Cheesy, Flaky Breakfast Cups
User Reviews
5
Cheesy, Flaky Breakfast Cups
Description
This recipe uses thawed puff pastry cut into squares pressed into muffin tins, creating individual cups. Each cup is filled with a strip of bacon that is slightly undercooked to stay pliable and extend beyond the pastry edges. Cheddar cheese is sprinkled over the bacon followed by a raw egg cracked into the cup, topped with heavy cream and seasoned with salt and pepper. Additional cheese is added on top.
Baking at 400°F for 15 to 18 minutes results in a golden-brown puff pastry with firm whites and slightly runny yolks, combining a flaky texture with creamy, tender egg and savory bacon flavors. Chopped chives finished on top add a fresh note.

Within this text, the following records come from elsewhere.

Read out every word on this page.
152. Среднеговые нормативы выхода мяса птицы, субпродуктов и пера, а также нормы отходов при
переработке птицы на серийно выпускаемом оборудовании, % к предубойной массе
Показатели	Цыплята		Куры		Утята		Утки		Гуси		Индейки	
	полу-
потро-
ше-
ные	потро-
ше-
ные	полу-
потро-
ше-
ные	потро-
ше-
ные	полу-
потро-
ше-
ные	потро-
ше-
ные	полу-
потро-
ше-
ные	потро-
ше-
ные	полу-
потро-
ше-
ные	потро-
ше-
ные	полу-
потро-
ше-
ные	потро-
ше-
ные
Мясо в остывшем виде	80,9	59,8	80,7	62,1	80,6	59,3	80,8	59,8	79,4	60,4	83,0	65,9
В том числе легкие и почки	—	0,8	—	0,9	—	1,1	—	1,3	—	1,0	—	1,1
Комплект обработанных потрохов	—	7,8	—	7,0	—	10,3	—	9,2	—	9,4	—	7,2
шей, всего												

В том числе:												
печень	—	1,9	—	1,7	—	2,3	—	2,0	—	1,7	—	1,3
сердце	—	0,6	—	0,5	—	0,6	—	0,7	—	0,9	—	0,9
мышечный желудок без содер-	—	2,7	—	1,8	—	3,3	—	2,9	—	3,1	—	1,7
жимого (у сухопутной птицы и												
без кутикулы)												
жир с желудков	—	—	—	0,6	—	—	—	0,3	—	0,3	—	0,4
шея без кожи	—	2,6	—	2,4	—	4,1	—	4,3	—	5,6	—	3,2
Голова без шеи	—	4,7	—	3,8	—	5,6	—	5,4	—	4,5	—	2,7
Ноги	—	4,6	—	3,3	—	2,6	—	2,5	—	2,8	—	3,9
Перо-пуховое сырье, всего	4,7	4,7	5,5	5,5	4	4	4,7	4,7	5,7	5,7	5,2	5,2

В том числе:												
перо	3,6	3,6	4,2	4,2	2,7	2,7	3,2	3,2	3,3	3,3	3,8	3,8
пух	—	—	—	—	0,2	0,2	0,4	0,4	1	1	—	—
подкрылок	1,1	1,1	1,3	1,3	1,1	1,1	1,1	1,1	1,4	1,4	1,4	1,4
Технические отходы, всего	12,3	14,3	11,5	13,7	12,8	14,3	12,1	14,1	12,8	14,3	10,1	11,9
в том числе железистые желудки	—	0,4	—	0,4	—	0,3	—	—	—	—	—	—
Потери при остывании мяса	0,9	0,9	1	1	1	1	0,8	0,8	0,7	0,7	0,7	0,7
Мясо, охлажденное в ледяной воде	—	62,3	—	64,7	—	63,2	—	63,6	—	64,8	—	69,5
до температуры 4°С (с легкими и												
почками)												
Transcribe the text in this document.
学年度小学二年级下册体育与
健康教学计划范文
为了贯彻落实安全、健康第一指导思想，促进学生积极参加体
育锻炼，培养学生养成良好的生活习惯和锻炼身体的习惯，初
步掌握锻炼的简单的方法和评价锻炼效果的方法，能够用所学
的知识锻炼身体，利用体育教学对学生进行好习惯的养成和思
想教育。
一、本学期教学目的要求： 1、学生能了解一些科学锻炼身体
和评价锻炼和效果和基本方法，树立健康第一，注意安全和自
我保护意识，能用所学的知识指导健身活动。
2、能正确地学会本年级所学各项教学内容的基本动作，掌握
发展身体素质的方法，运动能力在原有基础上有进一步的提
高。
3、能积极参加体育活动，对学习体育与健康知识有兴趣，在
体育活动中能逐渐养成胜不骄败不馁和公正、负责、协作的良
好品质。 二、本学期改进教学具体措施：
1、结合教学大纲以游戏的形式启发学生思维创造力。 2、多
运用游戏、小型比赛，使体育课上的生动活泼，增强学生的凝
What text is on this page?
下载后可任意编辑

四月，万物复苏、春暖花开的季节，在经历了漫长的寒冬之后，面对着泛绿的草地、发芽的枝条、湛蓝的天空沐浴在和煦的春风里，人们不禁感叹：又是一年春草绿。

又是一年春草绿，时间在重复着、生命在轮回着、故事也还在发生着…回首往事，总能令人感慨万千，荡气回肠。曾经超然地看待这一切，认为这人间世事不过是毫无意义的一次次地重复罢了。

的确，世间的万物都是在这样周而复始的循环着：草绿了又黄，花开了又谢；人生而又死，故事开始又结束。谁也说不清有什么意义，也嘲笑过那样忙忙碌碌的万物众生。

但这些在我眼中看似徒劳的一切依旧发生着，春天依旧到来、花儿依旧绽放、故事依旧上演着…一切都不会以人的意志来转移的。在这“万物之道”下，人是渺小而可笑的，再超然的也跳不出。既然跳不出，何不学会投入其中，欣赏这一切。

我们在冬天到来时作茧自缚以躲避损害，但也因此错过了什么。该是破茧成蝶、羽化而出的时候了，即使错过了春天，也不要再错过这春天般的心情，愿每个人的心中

These breakfast cups serve well as handheld portions for a brunch or breakfast spread. The controlled size allows easy serving and portion control.
Ingredients
- 1 puff pastry 10x15 inch sheets, thawed
- 9 Bacon slightly undercooked, so still pliable, strips
- 1 cup cheddar cheese shredded, plus 2 tablespoons
- 9 egg large
- 9 tablespoons heavy cream
- 3 tablespoons chives thinly sliced
- salt to taste
- black pepper to taste
Instructions
- Preheat oven to 400˚F.
- Slightly roll thawed puff pastry out to create a 12”x15” sheet.
- Cut puff pastry into 9 (4”x 5”) pieces.
- Press each piece of puff pastry into a cavity of a muffin tin and prick the bottoms and sides with a fork.
- Lay a strip of partially cooked bacon into each cup, with the ends sticking out of each side.
- Sprinkle 1 tablespoon cheese over bacon. Crack an egg into each pastry cup and top with 1 tablespoon cream. Season with salt and pepper.
- Sprinkle another tablespoon cheese into each cup place muffin tin into oven.
- Bake cups for 15 to 18 minutes or until puff pastry is golden brown, egg whites have set but yolks are still a little runny.
- Remove from oven, top each with about a teaspoon of chives and cool, about 5 minutes.
- Remove each cup from muffin tin and serve.